When adding tiagabine to the antiepileptic regimen, modification of concomitant AEDs is not necessary unless clinically indicated.

Zonisamide (Zonegran)

Zonisamide is indicated for adjunct treatment of partial seizures with or without secondary generalization. Evidence suggests that it is also effective in myoclonic and other generalized seizure types.

Levetiracetam (Keppra, Roweepra, Spritam)
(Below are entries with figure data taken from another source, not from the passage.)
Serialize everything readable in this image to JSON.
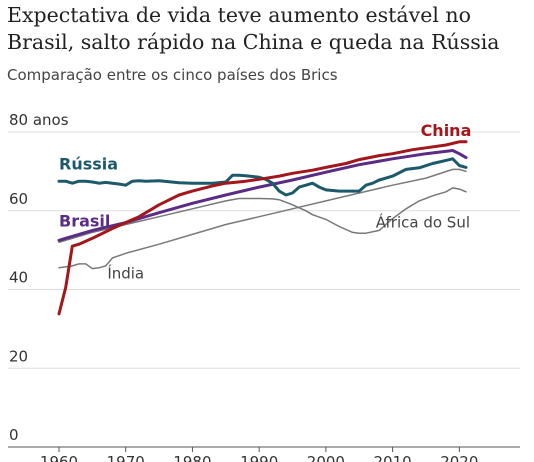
{
  "title": "Expectativa de vida teve aumento estável no Brasil, salto rápido na China e queda na Rússia",
  "subtitle": "Comparação entre os cinco países dos Brics",
  "colors": {
    "china": "#a3161c",
    "russia": "#1c5a6b",
    "brazil": "#5b2c86",
    "south_africa": "#777777",
    "india": "#7a7a7a"
  },
  "chart_data": {
    "type": "line",
    "title": "Expectativa de vida teve aumento estável no Brasil, salto rápido na China e queda na Rússia",
    "subtitle": "Comparação entre os cinco países dos Brics",
    "y_tick_labels": [
      "0",
      "20",
      "40",
      "60",
      "80 anos"
    ],
    "y_ticks": [
      0,
      20,
      40,
      60,
      80
    ],
    "x_tick_labels": [
      "1960",
      "1970",
      "1980",
      "1990",
      "2000",
      "2010",
      "2020"
    ],
    "x_ticks": [
      1960,
      1970,
      1980,
      1990,
      2000,
      2010,
      2020
    ],
    "xlim": [
      1960,
      2021
    ],
    "ylim": [
      0,
      80
    ],
    "grid": true,
    "series": [
      {
        "name": "China",
        "color_key": "china",
        "stroke_width": 3,
        "x": [
          1960,
          1961,
          1962,
          1963,
          1965,
          1968,
          1970,
          1972,
          1975,
          1978,
          1980,
          1983,
          1985,
          1988,
          1990,
          1993,
          1995,
          1998,
          2000,
          2003,
          2005,
          2008,
          2010,
          2013,
          2015,
          2018,
          2020,
          2021
        ],
        "y": [
          33.8,
          40.5,
          51,
          51.5,
          53,
          55.5,
          57,
          58.5,
          61.5,
          64,
          65,
          66.3,
          67,
          67.5,
          68,
          68.8,
          69.5,
          70.3,
          71,
          72,
          73,
          74,
          74.5,
          75.5,
          76,
          76.7,
          77.5,
          77.5
        ]
      },
      {
        "name": "Rússia",
        "color_key": "russia",
        "stroke_width": 3,
        "x": [
          1960,
          1961,
          1962,
          1963,
          1964,
          1965,
          1966,
          1967,
          1968,
          1969,
          1970,
          1971,
          1972,
          1973,
          1975,
          1978,
          1980,
          1983,
          1985,
          1986,
          1987,
          1988,
          1990,
          1991,
          1992,
          1993,
          1994,
          1995,
          1996,
          1997,
          1998,
          1999,
          2000,
          2002,
          2003,
          2005,
          2006,
          2007,
          2008,
          2010,
          2012,
          2014,
          2016,
          2018,
          2019,
          2020,
          2021
        ],
        "y": [
          67.5,
          67.5,
          67,
          67.5,
          67.5,
          67.3,
          67,
          67.2,
          67,
          66.8,
          66.5,
          67.5,
          67.6,
          67.5,
          67.6,
          67.1,
          67,
          67,
          67.3,
          69,
          69,
          68.9,
          68.5,
          68,
          67,
          65,
          64,
          64.5,
          66,
          66.5,
          67,
          66,
          65.3,
          65,
          65,
          65,
          66.5,
          67,
          67.8,
          68.8,
          70.5,
          70.9,
          72,
          72.8,
          73.2,
          71.5,
          71
        ]
      },
      {
        "name": "Brasil",
        "color_key": "brazil",
        "stroke_width": 3,
        "x": [
          1960,
          1965,
          1970,
          1975,
          1980,
          1985,
          1990,
          1995,
          2000,
          2005,
          2010,
          2015,
          2019,
          2020,
          2021
        ],
        "y": [
          52.5,
          55,
          57,
          59.5,
          61.9,
          64,
          66,
          67.8,
          69.8,
          71.7,
          73.2,
          74.5,
          75.3,
          74.5,
          73.5
        ]
      },
      {
        "name": "África do Sul",
        "color_key": "south_africa",
        "stroke_width": 1.5,
        "x": [
          1960,
          1965,
          1970,
          1975,
          1980,
          1985,
          1987,
          1990,
          1992,
          1993,
          1995,
          1997,
          1998,
          2000,
          2002,
          2004,
          2005,
          2006,
          2008,
          2009,
          2010,
          2012,
          2014,
          2016,
          2018,
          2019,
          2020,
          2021
        ],
        "y": [
          52,
          54.5,
          56.5,
          58.5,
          60.5,
          62.5,
          63.1,
          63.1,
          63,
          62.8,
          61.5,
          60,
          59,
          57.8,
          56,
          54.5,
          54.3,
          54.3,
          55,
          56.5,
          58,
          60.5,
          62.5,
          63.8,
          64.8,
          65.8,
          65.5,
          64.8
        ]
      },
      {
        "name": "Índia",
        "color_key": "india",
        "stroke_width": 1.5,
        "x": [
          1960,
          1962,
          1963,
          1964,
          1965,
          1966,
          1967,
          1968,
          1970,
          1975,
          1980,
          1985,
          1990,
          1995,
          2000,
          2005,
          2010,
          2015,
          2019,
          2020,
          2021
        ],
        "y": [
          45.5,
          46,
          46.5,
          46.5,
          45.3,
          45.5,
          46,
          48,
          49.2,
          51.5,
          54,
          56.5,
          58.5,
          60.5,
          62.5,
          64.5,
          66.5,
          68.3,
          70.5,
          70.5,
          70
        ]
      }
    ],
    "labels": [
      {
        "text": "China",
        "series": "China",
        "x": 2018,
        "y": 79,
        "anchor": "middle",
        "bold": true,
        "size": 16
      },
      {
        "text": "Rússia",
        "series": "Rússia",
        "x": 1960,
        "y": 70.5,
        "anchor": "start",
        "bold": true,
        "size": 16
      },
      {
        "text": "Brasil",
        "series": "Brasil",
        "x": 1960,
        "y": 56,
        "anchor": "start",
        "bold": true,
        "size": 16
      },
      {
        "text": "África do Sul",
        "series": "África do Sul",
        "x": 2021.6,
        "y": 55.8,
        "anchor": "end",
        "bold": false,
        "size": 15
      },
      {
        "text": "Índia",
        "series": "Índia",
        "x": 1970,
        "y": 42.8,
        "anchor": "middle",
        "bold": false,
        "size": 15
      }
    ]
  }
}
Levetiracetam is used as add-on therapy for partial seizures. Its mechanism of action is unknown. It has a favorable adverse effect profile, with no life-threatening toxicity reported.

Brivaracetam (Briviact)

Precise mechanism of action is unknown. Brivaracetam displays a high and selective affinity for synaptic vesicle protein 2A (SV2A) in the brain, which may contribute to the anticonvulsant effect. It is indicated as adjunctive therapy for partial-onset seizures in adults and children aged 16 y or older.

Pregabalin (Lyrica)

Pregabalin is a structural derivative of GABA. Its mechanism of action is unknown. It binds with high affinity to alpha2-delta site (a calcium channel subunit). In vitro, it reduces calcium-dependent release of several neurotransmitters, possibly by modulating calcium channel function. Pregabalin is FDA approved for neuropathic pain associated with diabetic peripheral neuropathy or postherpetic neuralgia and as adjunctive therapy in partial-onset seizures.

Lacosamide (Vimpat)

Lacosamide selectively enhances slow inactivation of voltage-gated sodium channels, resulting in stabilization of hyperexcitable neuronal membranes and inhibition of repetitive neuronal firing. It is indicated as monotheray or adjunctive therapy for partial-onset seizures in children and adults ≥4 years.

Vigabatrin (Sabril)

The precise mechanism of action of vigabatrin is unknown. It is an irreversible inhibitor of GABA transaminase (GABA-T). GABA-T metabolizes GABA, an inhibitory neurotransmitter, thereby increasing CNS GABA levels. The use of vigabatrin must be weighed against the risk of permanent vision loss with this agent, which is available only from restricted access program.

Vigabatrin is indicated for adjunctive treatment for complex partial seizures in adults who have had inadequate response to first-line therapy.

Ethotoin (Peganone)

Ethotoin may act in the motor cortex, where it may inhibit the spread of seizure activity. The activity of brain stem centers responsible for the tonic phase of grand mal seizures may also be inhibited.

Cenobamate (Xcopri)

The precise mechanism is unknown, but it has shown to reduce repetitive neuronal firing by inhibiting voltage-gated sodium currents. It is also a positive allosteric modulator of GABA-A ion channel. It is indicated for adults with partial-onset seizures as either monotherapy or adjunctive therapy.